The three groups proposed a unification framework in 2012, and by late 2014, all three had become part of the new CPA Canada.

That agreement began to crumble in June, 2023, when Quebec CPA Order and CPA Ontario separately announced their intentions to end their formal relationship with CPA Canada.

As of April 1, all provinces will continue to pay for education and practice standards.

“A national member body ensures CPAs have a collective voice in shaping their profession – supporting excellence and global relevance,” CPA Canada’s Ms. Steer said.

Bruno Suppa, CEO of BDO Canada, told The Globe he believes it is important for all of its CPAs to be connected to both the provincial and territorial CPA bodies and CPA Canada.

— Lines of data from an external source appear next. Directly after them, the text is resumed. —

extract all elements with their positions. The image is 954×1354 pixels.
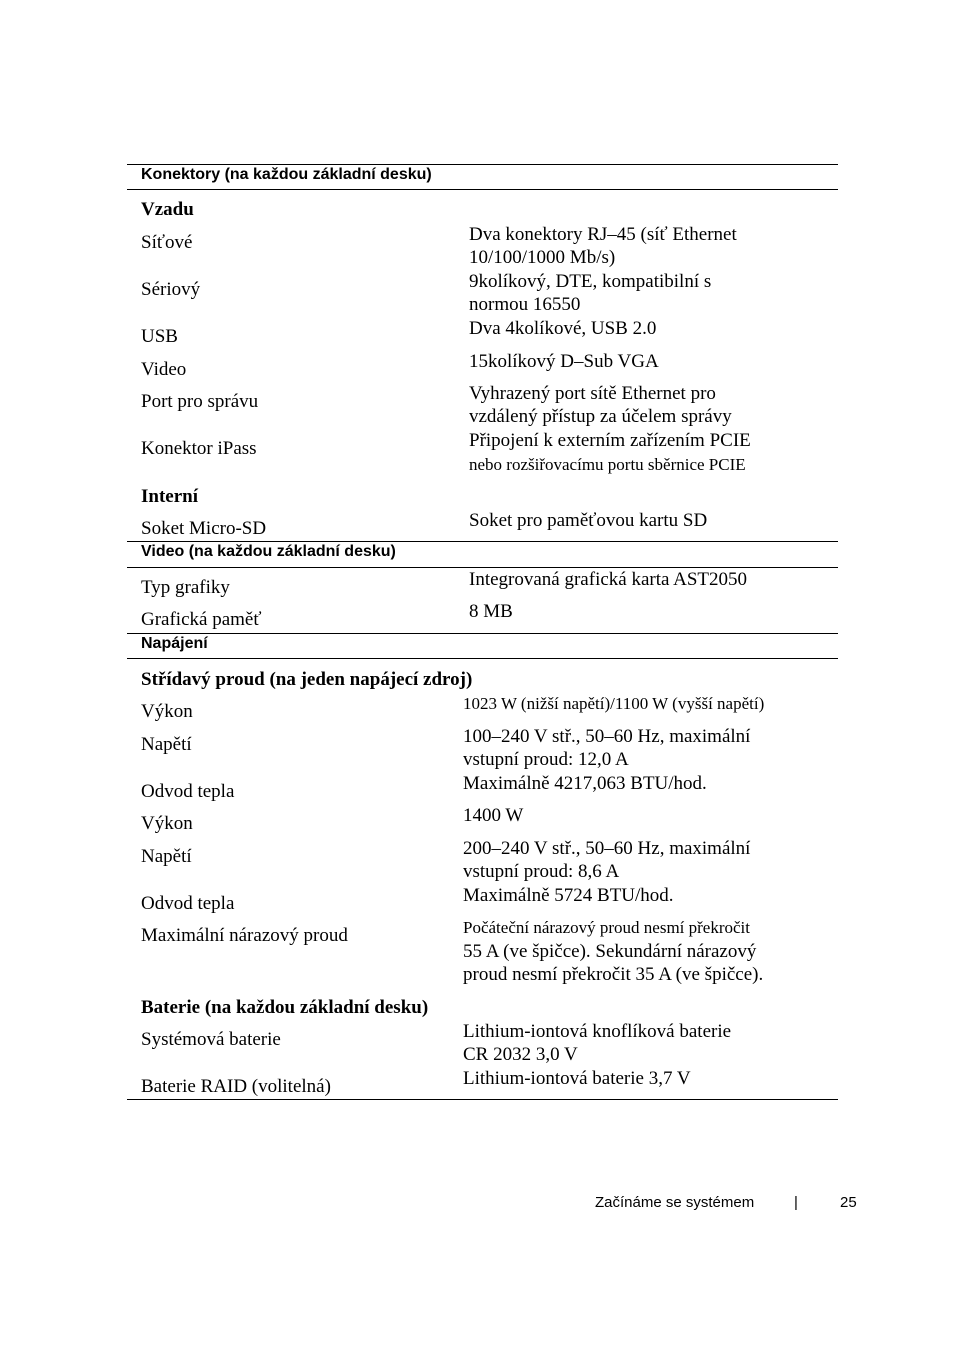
row-label: Výkon xyxy=(141,813,193,834)
row-label: Síťové xyxy=(141,232,193,253)
subheading-interni: Interní xyxy=(141,486,198,507)
row-label: Napětí xyxy=(141,846,192,867)
footer-section-title: Začínáme se systémem xyxy=(595,1194,755,1211)
row-value: 100–240 V stř., 50–60 Hz, maximální vstupní proud: 12,0 A xyxy=(463,726,751,770)
row-label: Napětí xyxy=(141,734,192,755)
row-label: Typ grafiky xyxy=(141,577,230,598)
row-value: Připojení k externím zařízením PCIE xyxy=(469,430,751,451)
row-label: Sériový xyxy=(141,279,201,300)
row-value: Lithium-iontová baterie 3,7 V xyxy=(463,1068,691,1089)
row-label: Konektor iPass xyxy=(141,438,257,459)
row-label: Systémová baterie xyxy=(141,1029,281,1050)
row-label: USB xyxy=(141,326,178,347)
row-value: Vyhrazený port sítě Ethernet pro vzdálený přístup za účelem správy xyxy=(469,383,732,427)
section-rule xyxy=(127,541,838,542)
subheading-baterie: Baterie (na každou základní desku) xyxy=(141,997,429,1018)
row-value: Soket pro paměťovou kartu SD xyxy=(469,510,708,531)
row-label: Soket Micro-SD xyxy=(141,518,267,539)
row-value-continuation: 55 A (ve špičce). Sekundární nárazový proud nesmí překročit 35 A (ve špičce). xyxy=(463,941,764,985)
row-label: Maximální nárazový proud xyxy=(141,925,348,946)
row-value: Dva konektory RJ–45 (síť Ethernet 10/100/1000 Mb/s) xyxy=(469,224,737,268)
row-value: 9kolíkový, DTE, kompatibilní s normou 16550 xyxy=(469,271,712,315)
row-label: Odvod tepla xyxy=(141,781,235,802)
row-value-continuation: nebo rozšiřovacímu portu sběrnice PCIE xyxy=(469,455,746,474)
row-value: Dva 4kolíkové, USB 2.0 xyxy=(469,318,657,339)
subheading-vzadu: Vzadu xyxy=(141,199,194,220)
section-header-video: Video (na každou základní desku) xyxy=(141,543,396,560)
row-label: Video xyxy=(141,359,187,380)
row-label: Odvod tepla xyxy=(141,893,235,914)
row-label: Port pro správu xyxy=(141,391,259,412)
row-value: 8 MB xyxy=(469,601,513,622)
row-value: Lithium-iontová knoflíková baterie CR 2032 3,0 V xyxy=(463,1021,732,1065)
row-label: Grafická paměť xyxy=(141,609,262,630)
row-value: Integrovaná grafická karta AST2050 xyxy=(469,569,748,590)
row-label: Baterie RAID (volitelná) xyxy=(141,1076,331,1097)
row-value: Maximálně 5724 BTU/hod. xyxy=(463,885,674,906)
row-value: Počáteční nárazový proud nesmí překročit xyxy=(463,918,751,937)
header-rule xyxy=(127,189,838,190)
row-label: Výkon xyxy=(141,701,193,722)
row-value: Maximálně 4217,063 BTU/hod. xyxy=(463,773,707,794)
row-value: 1023 W (nižší napětí)/1100 W (vyšší napětí) xyxy=(463,694,765,713)
footer-separator: | xyxy=(794,1194,798,1211)
row-value: 1400 W xyxy=(463,805,524,826)
section-header-konektory: Konektory (na každou základní desku) xyxy=(141,166,432,183)
table-bottom-rule xyxy=(127,1099,838,1100)
row-value: 15kolíkový D–Sub VGA xyxy=(469,351,659,372)
section-rule xyxy=(127,633,838,634)
table-top-rule xyxy=(127,164,838,165)
subheading-stridavy-proud: Střídavý proud (na jeden napájecí zdroj) xyxy=(141,669,473,690)
row-value: 200–240 V stř., 50–60 Hz, maximální vstupní proud: 8,6 A xyxy=(463,838,751,882)
section-header-napajeni: Napájení xyxy=(141,635,208,652)
header-rule xyxy=(127,658,838,659)
page-number: 25 xyxy=(840,1194,857,1211)
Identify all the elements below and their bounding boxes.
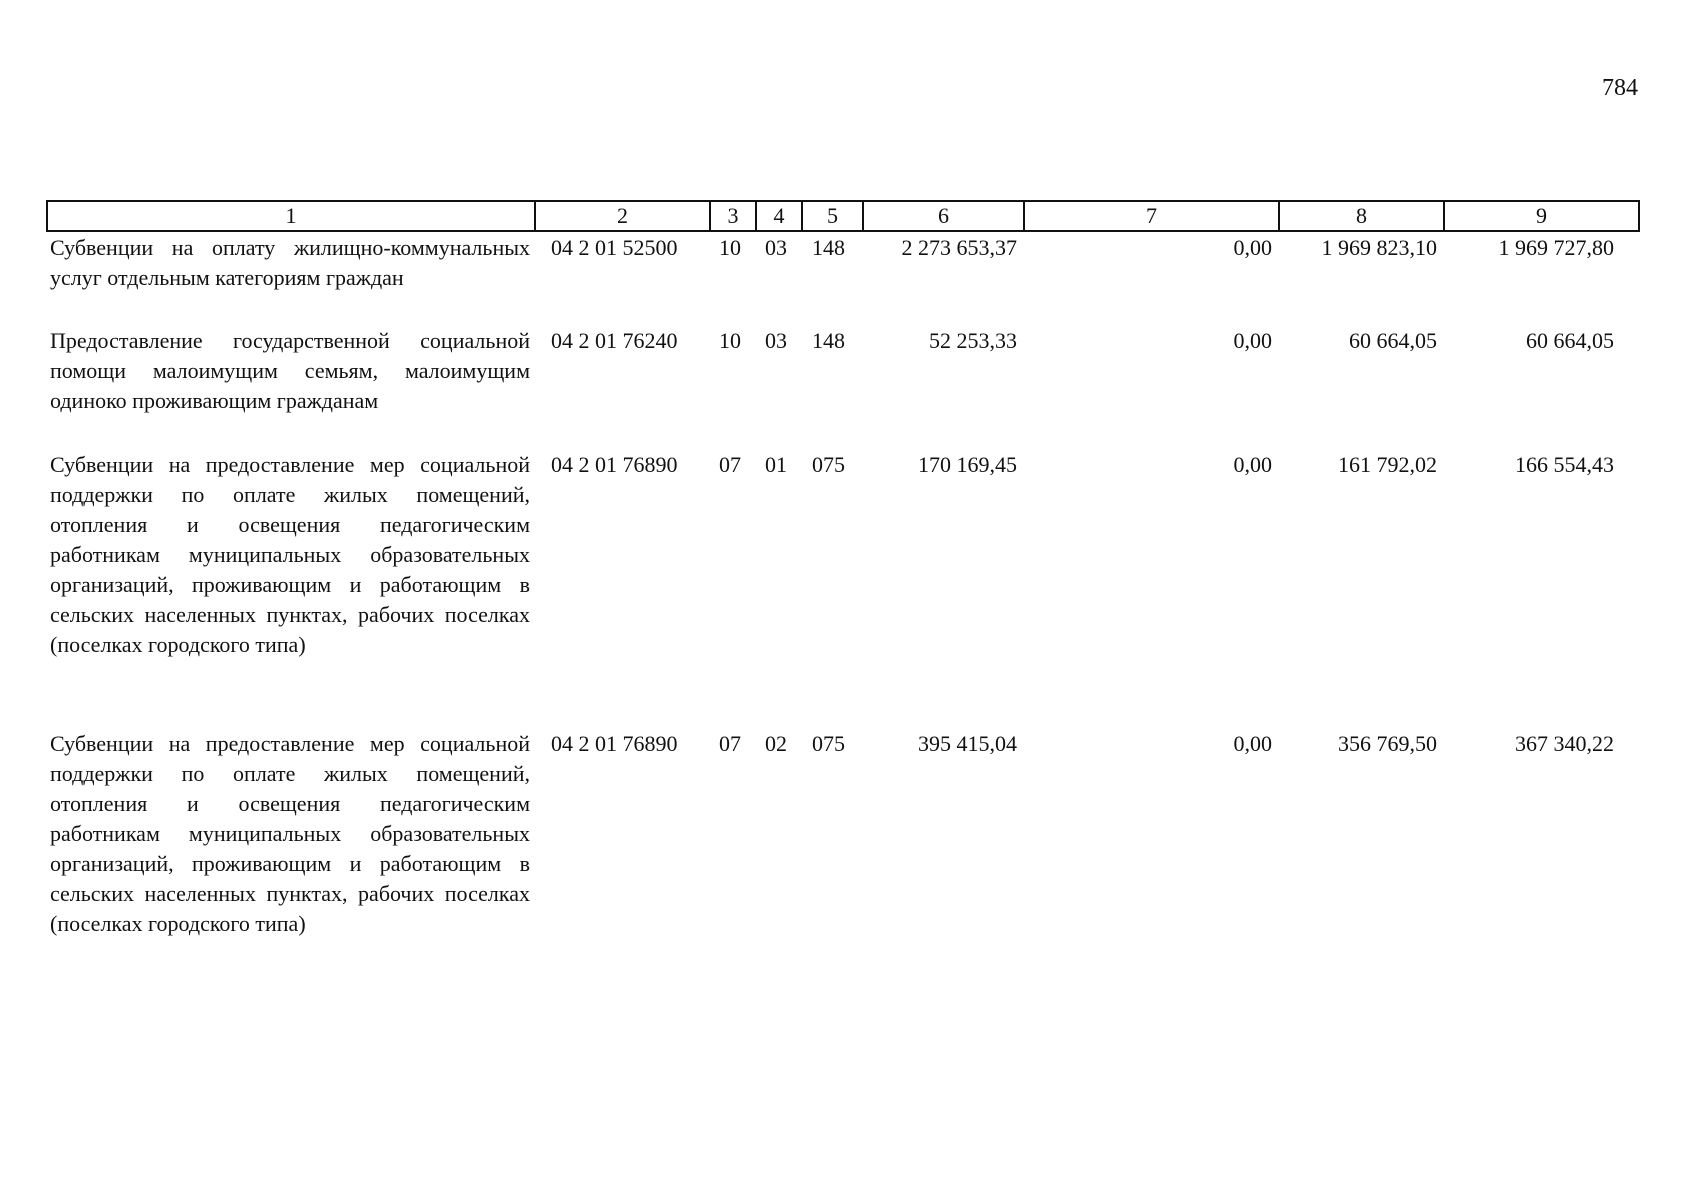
row-col6-value: 170 169,45 xyxy=(918,452,1017,477)
row-col8-value: 161 792,02 xyxy=(1338,452,1437,477)
row-description: Субвенции на оплату жилищно-коммунальных услуг отдельным категориям граждан xyxy=(50,235,530,290)
header-col-8: 8 xyxy=(1279,201,1444,231)
row-code: 04 2 01 76890 xyxy=(551,452,678,477)
row-section: 10 xyxy=(719,328,741,353)
row-subsection: 02 xyxy=(765,731,787,756)
row-col7-value: 0,00 xyxy=(1233,731,1272,756)
row-col9-value: 367 340,22 xyxy=(1515,731,1614,756)
row-type: 075 xyxy=(812,731,845,756)
row-col9-value: 60 664,05 xyxy=(1526,328,1614,353)
header-col-2: 2 xyxy=(535,201,710,231)
header-col-1: 1 xyxy=(47,201,535,231)
row-col6-value: 2 273 653,37 xyxy=(901,235,1017,260)
row-code: 04 2 01 76240 xyxy=(551,328,678,353)
row-col7-value: 0,00 xyxy=(1233,328,1272,353)
row-col8-value: 1 969 823,10 xyxy=(1321,235,1437,260)
row-section: 07 xyxy=(719,731,741,756)
row-col9-value: 166 554,43 xyxy=(1515,452,1614,477)
row-subsection: 03 xyxy=(765,235,787,260)
column-number-header xyxy=(46,200,1640,232)
row-type: 148 xyxy=(812,235,845,260)
row-section: 10 xyxy=(719,235,741,260)
page-number: 784 xyxy=(1602,75,1638,101)
header-col-4: 4 xyxy=(756,201,802,231)
row-subsection: 01 xyxy=(765,452,787,477)
header-col-6: 6 xyxy=(863,201,1024,231)
row-section: 07 xyxy=(719,452,741,477)
row-type: 075 xyxy=(812,452,845,477)
row-col6-value: 52 253,33 xyxy=(929,328,1017,353)
row-description: Субвенции на предоставление мер социальной поддержки по оплате жилых помещений, отопления и освещения педагогическим работникам муниципальных образовательных организаций, проживающим и работающим в сельских населенных пунктах, рабочих поселках (поселках городского типа) xyxy=(50,452,530,657)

“BDO acknowledges the important role of the provincial and territorial CPA bodies in the regulatory oversight of the profession, as they uphold the high standards required of CPAs while advancing confidence in the profession,” Mr. Suppa said.

EY Canada partner, Darrell Jensen, said the firm remains committed to supporting “the important yet distinct roles” of a strong national member-based professional body, and the provincial and territorial CPA bodies, as “they support the integrity of the public accounting and auditing profession and Canada’s capital markets.”